I come from a long line of risk takers and adventurers. My grandfather left Wales alone when he was 14 years old to become a cowboy. When Prohibition came to the United States, he took another risk and became a rum-runner.
My dad is almost 80 and last year he hiked the Amazon to see its source. We went to Africa together six years ago and, believe me, if he’d gone there as a young man, I would have grown up with elephants in my back yard. As it was, we left California in 1968 (flower decals on the side of our VW bus, curtains on the windows) and set out on a family adventure. My father tasked us all with finding the place that spoke to us. We found it in the Pacific Northwest.
Of course, for an adventurer like my father, no place can satisfy for long. Home for him is a state of mind, rather than an address.
But me? I don’t forge trails through jungles or climb mountains or jump out of airplanes. I follow the rules and wait my turn. The biggest risk I ever took was in daring to believe I could write novels.
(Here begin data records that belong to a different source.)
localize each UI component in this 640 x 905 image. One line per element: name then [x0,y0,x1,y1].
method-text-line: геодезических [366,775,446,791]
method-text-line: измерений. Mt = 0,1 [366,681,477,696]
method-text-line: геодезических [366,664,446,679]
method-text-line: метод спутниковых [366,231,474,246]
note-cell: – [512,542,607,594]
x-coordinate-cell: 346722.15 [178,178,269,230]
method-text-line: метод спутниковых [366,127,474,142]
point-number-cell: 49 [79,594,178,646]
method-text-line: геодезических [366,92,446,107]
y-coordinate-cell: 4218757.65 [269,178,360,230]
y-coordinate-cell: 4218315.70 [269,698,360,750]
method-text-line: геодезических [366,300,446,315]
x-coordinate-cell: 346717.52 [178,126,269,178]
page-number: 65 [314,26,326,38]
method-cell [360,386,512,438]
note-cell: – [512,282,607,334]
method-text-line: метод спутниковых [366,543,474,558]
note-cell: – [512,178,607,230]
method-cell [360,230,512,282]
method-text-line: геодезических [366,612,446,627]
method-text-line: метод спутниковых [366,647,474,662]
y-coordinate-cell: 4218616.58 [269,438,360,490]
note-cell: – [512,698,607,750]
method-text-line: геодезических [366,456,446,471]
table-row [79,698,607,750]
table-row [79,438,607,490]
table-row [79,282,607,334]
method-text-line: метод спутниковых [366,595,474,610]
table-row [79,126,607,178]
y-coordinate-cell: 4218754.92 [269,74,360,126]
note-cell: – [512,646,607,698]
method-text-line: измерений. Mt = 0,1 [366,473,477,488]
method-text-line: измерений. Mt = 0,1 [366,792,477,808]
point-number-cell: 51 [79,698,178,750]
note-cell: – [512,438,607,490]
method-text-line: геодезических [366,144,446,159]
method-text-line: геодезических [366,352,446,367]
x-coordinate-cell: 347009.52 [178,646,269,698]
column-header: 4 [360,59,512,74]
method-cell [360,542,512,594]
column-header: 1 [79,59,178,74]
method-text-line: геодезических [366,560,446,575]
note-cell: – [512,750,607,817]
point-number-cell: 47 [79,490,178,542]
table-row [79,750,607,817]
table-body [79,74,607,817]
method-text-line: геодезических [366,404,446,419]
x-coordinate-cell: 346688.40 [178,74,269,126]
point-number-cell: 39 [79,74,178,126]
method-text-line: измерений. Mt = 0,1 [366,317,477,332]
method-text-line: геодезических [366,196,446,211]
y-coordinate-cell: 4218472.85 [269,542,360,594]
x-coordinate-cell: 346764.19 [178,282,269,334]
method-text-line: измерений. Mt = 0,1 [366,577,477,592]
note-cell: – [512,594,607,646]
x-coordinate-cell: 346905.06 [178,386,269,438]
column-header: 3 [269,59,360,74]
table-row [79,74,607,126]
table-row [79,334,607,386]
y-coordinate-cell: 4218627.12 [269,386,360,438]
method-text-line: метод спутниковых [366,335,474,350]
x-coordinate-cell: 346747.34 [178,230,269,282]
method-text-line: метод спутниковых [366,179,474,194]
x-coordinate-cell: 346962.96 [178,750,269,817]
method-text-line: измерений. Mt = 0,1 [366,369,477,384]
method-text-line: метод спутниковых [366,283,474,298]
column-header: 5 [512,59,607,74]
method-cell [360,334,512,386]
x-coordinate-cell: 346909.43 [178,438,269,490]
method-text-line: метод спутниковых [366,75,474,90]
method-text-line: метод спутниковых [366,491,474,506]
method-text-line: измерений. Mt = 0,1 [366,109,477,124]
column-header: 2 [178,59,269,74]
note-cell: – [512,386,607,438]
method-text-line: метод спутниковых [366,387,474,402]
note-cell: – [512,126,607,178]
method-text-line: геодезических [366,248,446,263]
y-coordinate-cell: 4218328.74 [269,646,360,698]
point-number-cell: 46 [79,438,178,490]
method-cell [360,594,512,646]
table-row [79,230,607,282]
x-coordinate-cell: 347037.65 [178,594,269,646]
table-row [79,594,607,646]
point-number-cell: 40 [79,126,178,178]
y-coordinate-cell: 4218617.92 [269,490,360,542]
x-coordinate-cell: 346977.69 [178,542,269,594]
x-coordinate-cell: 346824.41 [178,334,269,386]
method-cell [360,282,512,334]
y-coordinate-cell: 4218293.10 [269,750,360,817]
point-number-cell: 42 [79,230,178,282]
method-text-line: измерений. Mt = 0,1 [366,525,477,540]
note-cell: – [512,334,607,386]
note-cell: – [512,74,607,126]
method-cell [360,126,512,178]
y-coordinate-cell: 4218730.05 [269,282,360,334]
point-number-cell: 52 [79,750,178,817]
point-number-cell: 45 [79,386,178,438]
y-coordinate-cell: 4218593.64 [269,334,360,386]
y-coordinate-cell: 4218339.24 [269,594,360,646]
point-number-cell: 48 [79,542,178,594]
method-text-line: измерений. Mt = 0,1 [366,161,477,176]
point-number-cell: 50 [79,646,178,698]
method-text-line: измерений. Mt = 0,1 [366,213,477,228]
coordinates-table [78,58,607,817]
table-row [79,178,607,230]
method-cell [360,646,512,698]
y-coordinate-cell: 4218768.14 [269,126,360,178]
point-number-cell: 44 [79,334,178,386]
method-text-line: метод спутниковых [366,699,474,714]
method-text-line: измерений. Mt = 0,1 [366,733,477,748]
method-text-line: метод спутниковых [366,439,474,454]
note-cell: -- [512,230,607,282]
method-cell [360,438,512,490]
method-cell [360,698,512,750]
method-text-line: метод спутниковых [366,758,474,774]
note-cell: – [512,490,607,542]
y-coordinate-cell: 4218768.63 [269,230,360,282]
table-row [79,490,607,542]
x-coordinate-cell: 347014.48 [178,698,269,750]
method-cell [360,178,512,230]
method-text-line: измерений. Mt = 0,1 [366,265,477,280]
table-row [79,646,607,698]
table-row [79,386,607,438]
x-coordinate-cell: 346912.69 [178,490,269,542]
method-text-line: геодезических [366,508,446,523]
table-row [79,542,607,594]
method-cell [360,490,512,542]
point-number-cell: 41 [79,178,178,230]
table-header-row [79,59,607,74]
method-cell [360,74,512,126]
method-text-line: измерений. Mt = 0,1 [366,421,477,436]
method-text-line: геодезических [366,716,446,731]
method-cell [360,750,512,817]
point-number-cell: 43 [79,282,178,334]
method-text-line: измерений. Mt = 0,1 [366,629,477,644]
Maybe that’s why I love stories of women who joined the Resistance during World War II. When I read about an otherwise ordinary young Belgian woman who created an escape line for downed airman, I was mesmerized by her courage and resilience. I knew I had to write a novel about the many women who became spies and couriers and risked their lives to save others during the war.
And then there were the women who hid Jewish children in their homes and courageously put themselves directly in harm’s way. Many of them paid a terrible price for their heroism.
As I researched, I found myself consumed by a single, haunting question, as relevant today as it was 70 years ago: When would I, as a wife and mother, risk my life—and more importantly, my child’s life-- to save a stranger? That question is the very heart of The Nightingale.
It was a risk for me to write this novel ... World War II... France. A sweeping historical epic told in an intimate way, about women. It isn’t what I’ve done before. But I had to do it.
All too often, women’s war stories are forgotten or overshadowed. I wanted to write a novel that remembered their sacrifice and courage while showing what it was like to live in Occupied France during WWII.
I hope the reader will read it and ask: What would I do?